T-Rex Needs A Face Lift -- Lip Removal, Scientist Says
By Joseph B. Verrengia
AP science writer
SNOWBIRD - After 65 million years, Lawrence Witmer believes it's time tyrannosaurus rex got a
face lift.The big beast is plenty scary in "Jurassic Park," but the anatomy researcher from Ohio University said its lips aren't backed up by scientific fact. And Witmer said T-rex isn't the only dinosaur to have its face spruced up by movie makers.
"People want dinosaurs to sneer and snarl, but I can find no scientifically justifiable reason to put lips on a dinosaur," he said Thursday at the Society of Vertebrate Paleontology's annual meeting.
"Lips or no lips, T-rex was ferocious," said Witmer, whose T-rex model has every dagger-sized tooth exposed along a 4-foot-long jaw.
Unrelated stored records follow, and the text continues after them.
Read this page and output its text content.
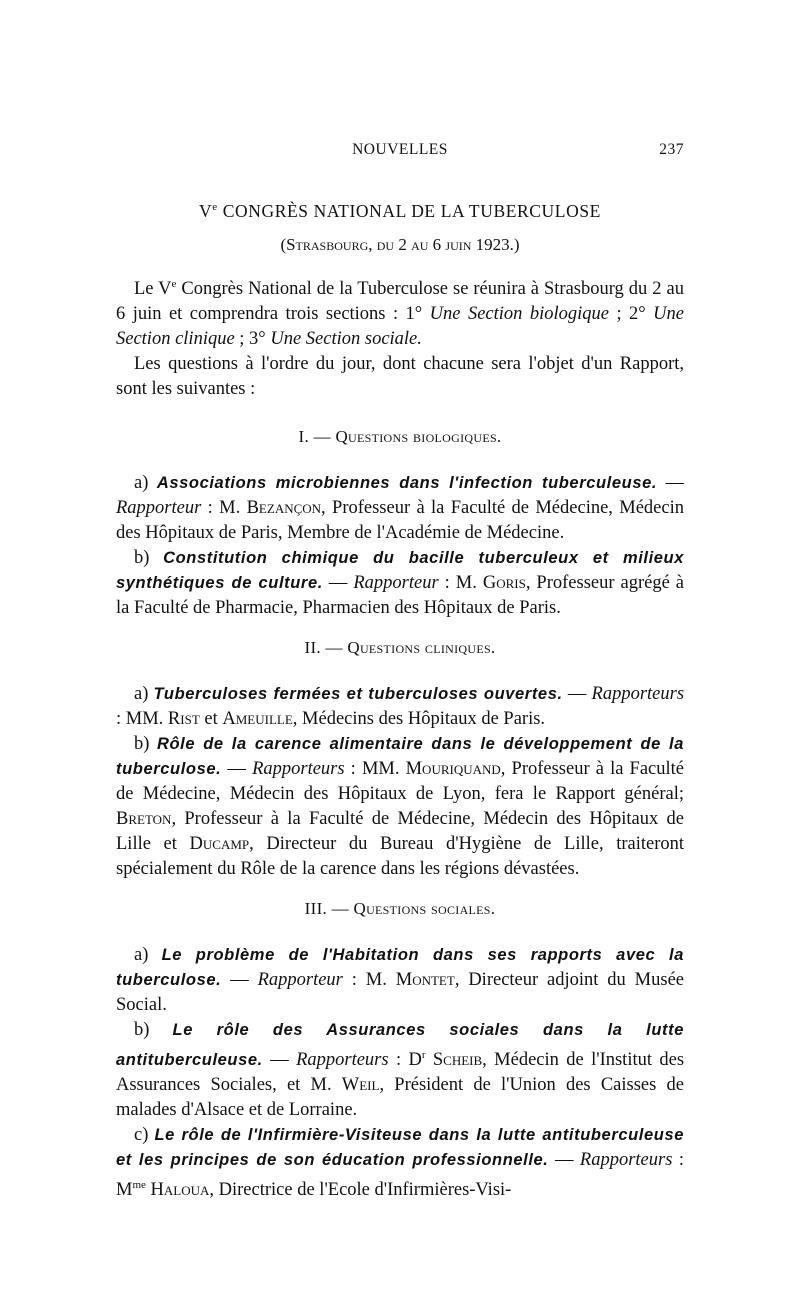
NOUVELLES	237
Ve CONGRÈS NATIONAL DE LA TUBERCULOSE
(Strasbourg, du 2 au 6 juin 1923.)

Le Ve Congrès National de la Tuberculose se réunira à Strasbourg du 2 au 6 juin et comprendra trois sections : 1° Une Section biologique ; 2° Une Section clinique ; 3° Une Section sociale.

Les questions à l'ordre du jour, dont chacune sera l'objet d'un Rapport, sont les suivantes :

I. — Questions biologiques.

a) Associations microbiennes dans l'infection tuberculeuse. — Rapporteur : M. Bezançon, Professeur à la Faculté de Médecine, Médecin des Hôpitaux de Paris, Membre de l'Académie de Médecine.

b) Constitution chimique du bacille tuberculeux et milieux synthétiques de culture. — Rapporteur : M. Goris, Professeur agrégé à la Faculté de Pharmacie, Pharmacien des Hôpitaux de Paris.

II. — Questions cliniques.

a) Tuberculoses fermées et tuberculoses ouvertes. — Rapporteurs : MM. Rist et Ameuille, Médecins des Hôpitaux de Paris.

b) Rôle de la carence alimentaire dans le développement de la tuberculose. — Rapporteurs : MM. Mouriquand, Professeur à la Faculté de Médecine, Médecin des Hôpitaux de Lyon, fera le Rapport général; Breton, Professeur à la Faculté de Médecine, Médecin des Hôpitaux de Lille et Ducamp, Directeur du Bureau d'Hygiène de Lille, traiteront spécialement du Rôle de la carence dans les régions dévastées.

III. — Questions sociales.

a) Le problème de l'Habitation dans ses rapports avec la tuberculose. — Rapporteur : M. Montet, Directeur adjoint du Musée Social.

b) Le rôle des Assurances sociales dans la lutte antituberculeuse. — Rapporteurs : $D^r$ Scheib, Médecin de l'Institut des Assurances Sociales, et M. Weil, Président de l'Union des Caisses de malades d'Alsace et de Lorraine.

c) Le rôle de l'Infirmière-Visiteuse dans la lutte antituberculeuse et les principes de son éducation professionnelle. — Rapporteurs : $M^{me}$ Haloua, Directrice de l'Ecole d'Infirmières-Visi-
The meeting also was highlighted by new studies that show dinosaurs walked the Earth from Alaska to Antarctica, not just a couple of continents.
Witmer compared hundreds of dinosaur fossils with some of the ancient reptiles' closest living relatives, including crocodiles, birds and turtles. None of the bones showed the structural features necessary to make lips work.
He said he would also strip the muscular cheeks off triceratops and its smaller cousin, leptoceratops, and replace them with a large horny beak similar to turtles - an arrangement more conducive to munching on trees.
Other researchers are also reconsidering dinosaur appearance.
Philip Currie of the Royal Tyrrell Museum in Alberta, Canada , revealed more details of a pair of feathered, turkey-sized meat eaters discovered in China. He said the theropods are transition creatures in the link between dinosaurs and birds, with serrated teeth, short arms and sporting thick plumage for insulation.